Monday, February 18, 2013

Systems: Facebook Taking a Page From Sun ZFS?

 Systems: Facebook Taking a Page From Sun ZFS?

Abstract:
Large vendors like Google have long created their own systems for their data centers. Facebook follows Google on creating their own systems for their data center, but contemplates taking a page from Sun's ZFS storage for their own flash optimizations.

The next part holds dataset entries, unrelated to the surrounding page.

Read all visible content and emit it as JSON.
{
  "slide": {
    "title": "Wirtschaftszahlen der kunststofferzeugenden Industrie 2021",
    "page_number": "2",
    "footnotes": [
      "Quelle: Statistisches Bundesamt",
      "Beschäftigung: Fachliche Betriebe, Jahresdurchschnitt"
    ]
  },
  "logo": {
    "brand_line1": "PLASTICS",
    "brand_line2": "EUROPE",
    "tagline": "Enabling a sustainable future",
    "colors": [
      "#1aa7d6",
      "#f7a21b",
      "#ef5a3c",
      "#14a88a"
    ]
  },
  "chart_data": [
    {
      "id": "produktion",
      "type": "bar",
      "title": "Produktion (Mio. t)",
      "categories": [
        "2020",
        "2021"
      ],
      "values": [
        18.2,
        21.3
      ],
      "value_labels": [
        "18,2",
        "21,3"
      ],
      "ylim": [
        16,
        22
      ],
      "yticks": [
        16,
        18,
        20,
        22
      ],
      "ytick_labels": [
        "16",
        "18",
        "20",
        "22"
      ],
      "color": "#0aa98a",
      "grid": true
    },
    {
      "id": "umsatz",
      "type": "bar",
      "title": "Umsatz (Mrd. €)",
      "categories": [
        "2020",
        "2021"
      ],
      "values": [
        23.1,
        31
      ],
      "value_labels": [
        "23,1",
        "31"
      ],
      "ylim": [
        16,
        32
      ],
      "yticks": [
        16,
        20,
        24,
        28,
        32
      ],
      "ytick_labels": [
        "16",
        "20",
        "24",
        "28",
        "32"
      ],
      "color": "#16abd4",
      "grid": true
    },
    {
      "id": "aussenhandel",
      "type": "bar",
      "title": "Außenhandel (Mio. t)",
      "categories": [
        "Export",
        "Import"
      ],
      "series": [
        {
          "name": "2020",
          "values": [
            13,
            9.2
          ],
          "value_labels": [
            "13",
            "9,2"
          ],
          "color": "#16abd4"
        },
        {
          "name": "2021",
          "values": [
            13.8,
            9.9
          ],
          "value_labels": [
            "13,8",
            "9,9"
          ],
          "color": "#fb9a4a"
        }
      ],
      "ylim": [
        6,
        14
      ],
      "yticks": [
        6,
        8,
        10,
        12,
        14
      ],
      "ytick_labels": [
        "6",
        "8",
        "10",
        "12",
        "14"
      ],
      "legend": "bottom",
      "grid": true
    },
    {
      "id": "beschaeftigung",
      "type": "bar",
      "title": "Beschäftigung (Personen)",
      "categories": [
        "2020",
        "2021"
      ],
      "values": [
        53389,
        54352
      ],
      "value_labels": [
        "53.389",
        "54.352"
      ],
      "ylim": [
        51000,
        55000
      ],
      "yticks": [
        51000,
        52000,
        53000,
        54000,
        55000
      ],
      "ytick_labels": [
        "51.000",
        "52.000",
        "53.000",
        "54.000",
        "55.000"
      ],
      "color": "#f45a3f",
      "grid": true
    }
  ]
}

[Facebook Server, courtesy ARS Technica]

Rotating Rust & Flash:
Facebook recognizes that traditional hard disks require significant power. Sun, over a half-decade ago, recognized that Flash could be used to reduce this power consumption. Sun designed ZFS file system to leverage two different kinds of flash: enterprise grade flash for the write log, and lower quality flash for read cache. By wisely choosing where to put lower quality flash in the storage tier, they were able to increase performance and reduce power consumption with fewer high-performance hard disks by combining the technology with ZFS. If the cheaper flash cell goes bad, they were only cache, and the actual data is still backed up against the real storage, which can be accessed at slower speeds, and the data can be automatically re-cached by ZFS.


Facebook has finally figured it out cheap Flash could reduce storage costs. Note, the discussion on using lower quality NAND flash in this data center article.
Data center-class flash is typically far more expensive than spinning disks, but Frankovsky says there may be a way to make it worth it. "If you use the class of NAND [flash] in thumb drives, which is typically considered sweep or scrap NAND, and you use a really cool kind of controller algorithm to characterize which cells are good and which cells are not, you could potentially build a really high-performance cold storage solution at very low cost," he said.
A good thing can not be kept from the market, indefinitely. Now, if the Facebook team could just inquire with someone who has been doing what they are discussing for a half-decade, to finish their contemplations. Their goal is pretty simple:

Facebook is burdened with lots of "cold storage," stuff written once and rarely accessed again. Even there, Frankovsky wants to increasingly use flash because of the failure rate of spinning disks. With tens of thousands of devices in operation, "we don't want technicians running around replacing hard drives," he said.
The cheap flash does go bad, while Facebook does not want engineers running around replacing spinning disks, they need to understand they do not want to be doing the same thing, with replacing flash chips. This analysis was a driving force behind the ZFS architecture.

[Illumos Logo]
On Hold in Illumos:
The discussion had hit the OpenSolaris splinters, regarding providing persistent storage in the flash Level 2 ARC Cache, past reboots. Of course, this simple change could offer some amazing possibilities for enhanced performance after a reboot (as well as some additional life expectancy on the cache components, for not having to be re-written.)
Thoughts...
Unfortunately for Facebook, they could have been making this competitive edge a half-decade ago, had they implemented on Solaris, OpenSolaris, or one of the OpenSolaris splinters. - which are so prevalent in the storage provider arenas. How Facebook decides to do it's implementation will be an interesting question. Will they perform backups of their cheap flash data in more in more cheap flash (which is still more expensive than disk storage), or will they useless expensive storage to provide the redundancy for the flash, like Sun designed, Oracle now leverages, and many other storage providers (i.e. Illumos, Nexenta, etc.) now leverage?